Im vorliegenden Fall war die Klin nach eigenem Vortrag im Zeitpunkt der Übergabe des Schriftstücks nicht anwesend. Der Postbedienstete konnte daher eine Ersatzzustellung vornehmen. Die Tochter L ist Familienangehörige der Klin und war im Zeitpunkt der Übergabe des Schriftstücks bereits über 17 Jahre alt. Anhaltspunkte dafür, dass der Postbedienstete bei L nicht von einer erwachsenen und einsichtsfähigen Person ausgehen durfte, liegen nicht vor. Die Einspruchsentscheidung wurde damit bereits am 01.08.2006 wirksam zugestellt und damit bekannt gegeben. Darauf, dass die Klin das Schriftstück tatsächlich erst am 04.08.2006 zur Kenntnis genommen hat, kommt es hinsichtlich des Bekanntgabezeitpunkts nicht an.

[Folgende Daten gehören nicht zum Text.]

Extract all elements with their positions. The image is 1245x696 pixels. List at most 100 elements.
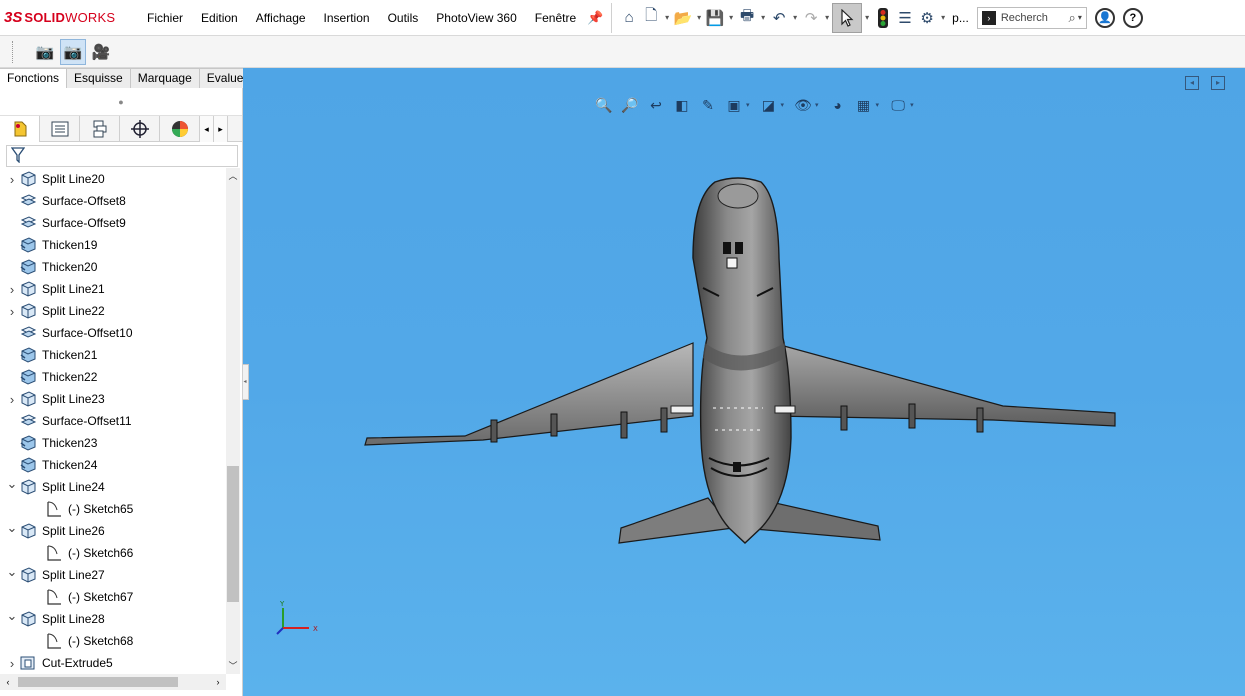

Die einmonatige Klagefrist wurde durch die wirksame Bekanntgabe (§ 124 Abs. 1 Satz 1 AO) der Einspruchsentscheidung in Gang gesetzt. Sie endete gemäß § 54 Abs. 2 FGO, § 222 Abs. 1 ZPO, §§ 187 Abs. 1, 188 Abs. 2 Bürgerliches Gesetzbuch am Freitag, den 01.09.2006. Da die Klageschrift erst am 04.09.2006 bei Gericht einging, ist die Klagefrist versäumt.
Die Voraussetzungen einer Wiedereinsetzung in den vorigen Stand sind nicht erfüllt. Gemäß § 56 Abs. 1 FGO ist auf Antrag Wiedereinsetzung in den vorigen Stand zu gewähren, wenn jemand ohne Verschulden verhindert war, eine gesetzliche Frist einzuhalten. Der Antrag ist binnen zwei Wochen nach Wegfall des Hindernisses zu stellen.
Im vorliegenden Fall hat die Klin als Hindernis für die Fristwahrung ihre urlaubsbedingte Abwesenheit geltend gemacht. Diese urlaubsbedingte Abwesenheit kann ohne die angebotene Zeugenvernehmung des Ehemanns der Klin als wahr unterstellt werden. Denn es fehlt zum einen bereits an der Ursächlichkeit des Hindernisses für die Fristversäumung. Nach eigenem Vortrag hat die Klin die Einspruchsentscheidung am 04.08.2006 tatsächlich zur Kenntnis genommen. Es blieben ihr daher noch vier Wochen und damit fast die gesamte Klagefrist um Klage einzureichen. Zum anderen hat die Klin die Klagefrist auch nicht ohne ihr Verschulden versäumt. Wenn sie vorbringt, sie habe die Klageschrift am 01.09.2006 zur Post gegeben, so war das zu spät, da dies der Tag des Fristablaufs war (vgl. Beschluss des Bundesfinanzhofs vom 21. August 1974 I R 78/74, BFHE 113, 270, BStBl II 1975, 18). Aufgrund der erst am Tag des Fristablaufs erfolgten Aufgabe des Schreibens zur Post scheidet auch eine Verzögerung auf dem Postweg als Wiedereinsetzungsgrund aus.
Die Kostenentscheidung beruht auf § 135 Abs. 1 FGO.